I going to try to take the high road on this one. There is a time and place for everything. And this is not the place for a p$%#@ing contest. But a showdown at the ok corral would only result in mas grande problema. If I would have just started my motor and idled off I would have cut the clients line in half, it wasn't the clint we had a beef with. You need to also ask yourself if the people around you are retarded or have lost their mind? But I've come to conclude retarded until proven not. By the way, I might have a dill pickle.


----------



## Tarponchaser

I sometimes ask people if they are blind or just f..... in' stupid.....


Just wait til you get to Port A..... there are more stupid people there than any place I have been.

I will be trying to fish the end of the jetties and be 40 to 50 yards from the rocks... boat after boat that is going to run many miles down the beach or miles off shore will cut between me and the rocks....guess since they are going so far they need to save gas by not going 100 yard around.

TC


----------



## twitch-twitch-reel

It is all about the pickle and the fish!

ROFLMAO!



cpthook20 said:


> I going to try to take the high road on this one. There is a time and place for everything. And this is not the place for a p$%#@ing contest. But a showdown at the ok corral would only result in mas grande problema. If I would have just started my motor and idled off I would have cut the clients line in half, it wasn't the clint we had a beef with. You need to also ask yourself if the people around you are retarded or have lost their mind? But I've come to conclude retarded until proven not. By the way, I might have a dill pickle.


----------



## SaltFix

Great pic's man. I love to see it!! 

I'm not a guide nor tourist but a fisherman Scott G. I don't agree with your comment. 
Nothing personal. 

When I lose track of what fishing is about I will hang it up. Maybe some of us need to hang it up....

Food for thought... If your ego guides you, your in the wrong boat.


----------



## gm

*Not the first*

All I got to say is, this is sure not the first post about this sort of tactic by the Silver King guides.

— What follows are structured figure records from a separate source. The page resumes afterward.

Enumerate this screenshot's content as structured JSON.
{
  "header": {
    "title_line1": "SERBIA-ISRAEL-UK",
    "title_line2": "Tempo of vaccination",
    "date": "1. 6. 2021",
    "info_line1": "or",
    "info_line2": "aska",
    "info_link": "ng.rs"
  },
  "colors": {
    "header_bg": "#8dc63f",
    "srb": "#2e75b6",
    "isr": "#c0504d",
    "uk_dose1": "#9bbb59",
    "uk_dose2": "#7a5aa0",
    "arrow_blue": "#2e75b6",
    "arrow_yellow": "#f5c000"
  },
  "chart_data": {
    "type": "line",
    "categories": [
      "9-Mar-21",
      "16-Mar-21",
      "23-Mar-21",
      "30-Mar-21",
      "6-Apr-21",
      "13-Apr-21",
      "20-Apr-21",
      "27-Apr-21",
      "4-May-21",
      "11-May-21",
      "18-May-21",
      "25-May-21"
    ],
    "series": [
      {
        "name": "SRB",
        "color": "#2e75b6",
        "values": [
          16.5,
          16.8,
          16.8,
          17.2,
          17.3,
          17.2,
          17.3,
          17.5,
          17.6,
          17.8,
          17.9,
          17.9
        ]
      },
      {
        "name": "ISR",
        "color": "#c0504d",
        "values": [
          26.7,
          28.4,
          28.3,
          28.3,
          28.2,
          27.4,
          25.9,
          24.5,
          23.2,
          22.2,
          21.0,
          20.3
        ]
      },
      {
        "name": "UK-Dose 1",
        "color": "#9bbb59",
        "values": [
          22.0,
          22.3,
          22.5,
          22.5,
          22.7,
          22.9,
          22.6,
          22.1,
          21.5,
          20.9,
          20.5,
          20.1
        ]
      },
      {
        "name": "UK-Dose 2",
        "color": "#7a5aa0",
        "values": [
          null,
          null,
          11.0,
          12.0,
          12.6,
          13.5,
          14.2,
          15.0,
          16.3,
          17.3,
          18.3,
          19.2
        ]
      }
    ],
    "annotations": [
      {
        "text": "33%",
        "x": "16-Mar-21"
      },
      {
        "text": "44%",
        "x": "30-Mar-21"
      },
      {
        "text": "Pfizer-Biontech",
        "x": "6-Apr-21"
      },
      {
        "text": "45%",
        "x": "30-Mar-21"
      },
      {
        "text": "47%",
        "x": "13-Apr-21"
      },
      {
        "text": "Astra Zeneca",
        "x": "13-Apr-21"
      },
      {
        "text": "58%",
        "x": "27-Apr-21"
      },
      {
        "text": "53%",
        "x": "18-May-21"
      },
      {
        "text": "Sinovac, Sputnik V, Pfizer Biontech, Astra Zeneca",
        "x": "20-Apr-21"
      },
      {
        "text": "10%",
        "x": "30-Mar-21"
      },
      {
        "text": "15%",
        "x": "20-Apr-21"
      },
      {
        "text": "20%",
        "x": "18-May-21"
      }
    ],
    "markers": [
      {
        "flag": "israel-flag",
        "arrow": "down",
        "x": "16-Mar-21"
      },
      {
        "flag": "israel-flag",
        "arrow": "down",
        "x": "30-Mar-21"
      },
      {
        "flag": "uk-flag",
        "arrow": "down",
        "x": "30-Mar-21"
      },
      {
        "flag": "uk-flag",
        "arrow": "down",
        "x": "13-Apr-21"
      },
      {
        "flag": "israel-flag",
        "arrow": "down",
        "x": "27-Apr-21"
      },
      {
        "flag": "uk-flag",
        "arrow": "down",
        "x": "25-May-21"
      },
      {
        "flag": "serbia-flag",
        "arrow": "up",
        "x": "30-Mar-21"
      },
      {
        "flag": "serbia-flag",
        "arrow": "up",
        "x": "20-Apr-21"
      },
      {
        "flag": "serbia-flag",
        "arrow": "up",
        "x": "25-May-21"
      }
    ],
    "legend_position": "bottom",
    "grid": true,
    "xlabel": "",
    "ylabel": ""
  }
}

Seems as "professionals" Guides should set the example of "how to", not "how not to". I believe it's called potlicking.


----------



## gater

*Say What!*

You can bet your last **** Pop there is not one Silver King guide that needs to resort to potlicking. Gater


----------



## LIVIN

gater said:


> You can bet your last **** Pop there is not one Silver King guide that needs to resort to potlicking. Gater


Agreed.


----------



## Wading Mark

LIVIN said:


> Agreed.


I second that.


----------



## wschorp

Good ole Robbie Mielsch, he's a great captain, and a great fisherman. I have had some of the best hunting trips with Robbie in Anahauc.


----------